Evidence of Cardiac Protection
Two clinical studies have retrospectively examined the effects of PFD on echocardiographic parameters of LV function. In the first, PFD treatment did not improve parameters of LV structure, diastolic function, systolic function and global longitudinal strain.87 In the second, PFD was associated with decreased indexed LV end diastolic and end systolic volumes, although no significant changes in LV diastolic, systolic function and strain were observed.88 However, both studies included only IPF patients and were limited by their small size and retrospective design.

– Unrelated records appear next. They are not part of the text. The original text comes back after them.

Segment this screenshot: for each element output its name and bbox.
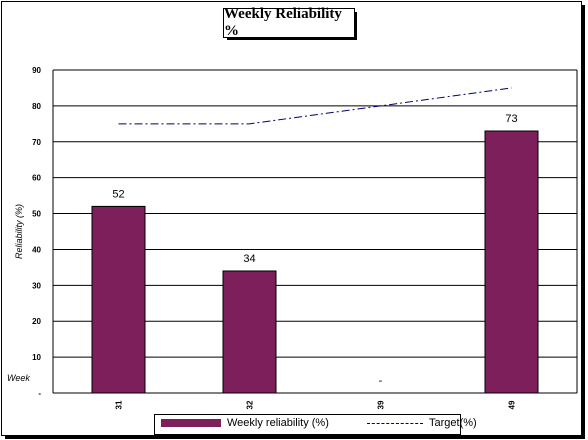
legend-item-bar: Weekly reliability (%) xyxy=(161,417,329,429)
target-line xyxy=(118,87,512,125)
frame-shadow-right xyxy=(581,5,585,437)
y-tick-label: 90 xyxy=(32,66,41,75)
y-axis-title: Reliability (%) xyxy=(14,204,24,259)
legend-swatch-bar xyxy=(161,419,221,427)
bar-data-label: 34 xyxy=(243,253,255,265)
x-tick-label: 31 xyxy=(115,400,124,409)
y-tick-label: 80 xyxy=(32,102,41,111)
y-tick-label: 50 xyxy=(32,210,41,219)
legend-label-line: Target(%) xyxy=(429,417,477,429)
x-tick-label: 39 xyxy=(377,400,386,409)
y-tick-label: 20 xyxy=(32,317,41,326)
y-tick-label: 60 xyxy=(32,174,41,183)
y-tick-label: 10 xyxy=(32,353,41,362)
legend-item-line: Target(%) xyxy=(367,417,477,429)
legend-label-bar: Weekly reliability (%) xyxy=(227,417,329,429)
bar-data-label: - xyxy=(379,375,383,387)
bar xyxy=(484,130,539,394)
y-tick-label: - xyxy=(38,389,41,398)
x-tick-label: 32 xyxy=(246,400,255,409)
y-tick-label: 40 xyxy=(32,245,41,254)
bar-data-label: 52 xyxy=(112,188,124,200)
y-tick-label: 70 xyxy=(32,138,41,147)
x-tick-label: 49 xyxy=(508,400,517,409)
bar xyxy=(91,205,146,394)
bar xyxy=(222,270,277,394)
legend-swatch-line xyxy=(367,422,423,424)
x-axis-title: Week xyxy=(7,373,30,383)
frame-shadow-bottom xyxy=(5,435,585,439)
y-tick-label: 30 xyxy=(32,281,41,290)
chart-title: Weekly Reliability % xyxy=(223,6,355,39)
bar-data-label: 73 xyxy=(505,113,517,125)
legend: Weekly reliability (%) Target(%) xyxy=(154,414,477,435)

To date, only one randomised, double-blind, placebo-controlled trial included patients with a cardiac condition. The PIROUETTE phase 2 trial evaluated the safety and efficacy of a 52-week treatment with PFD in 94 patients with HFpEF (LVEF ≥45%) and myocardial fibrosis (defined as an ECM volume ≥27% measured by cardiac MRI [CMR]).89 At 52 weeks, the extracellular volume displayed an absolute decrease by 0.7% in the PFD group and an increase by 0.5% in the placebo group, with a between-group difference that was very small (also considering the variability in extracellular volume measurements by CMR), but still achieved statistical significance (between-group difference −1.21%; 95% CI [−2.12 to −0.31]; p=0.009). A limited but significant reduction in N-terminal pro-B-type natriuretic peptide values was also found. Conversely, no significant differences in measures of diastolic function, 6MWT nor Kansas City Cardiomyopathy Questionnaire summary score values were observed.79 These findings suggested that PFD may be beneficial but further trials are needed to determine the clinical effectiveness and safety in a broader population.
PFD is an antifibrotic drug mostly studied in lung models. Solid evidence based on clinical trials and real-life studies shows that PFD improves the outcomes of IPF, slowing down or blocking the decline of respiratory function and improving survival. The therapeutic role of PFD in fibrosing ILDs, including SARS-CoV-2, is being evaluated. Furthermore, the antifibrotic and anti-inflammatory activities of PFD provide a rationale for the evaluation of PFD for the treatment of chronic cardiovascular or renal diseases where fibrosis plays a crucial role. Following some promising results in animal models of several disorders, a phase II trial has recently reported a beneficial effect of PFD in patients with HFpEF, though limited to small changes in extracellular volume on repeated CMR scans.10 PFD was well tolerated, confirming the good safety profile emerging from studies on IPF.89 Further clinical studies on the efficacy and safety of PFD for the treatment of cardiac disease in humans are warranted.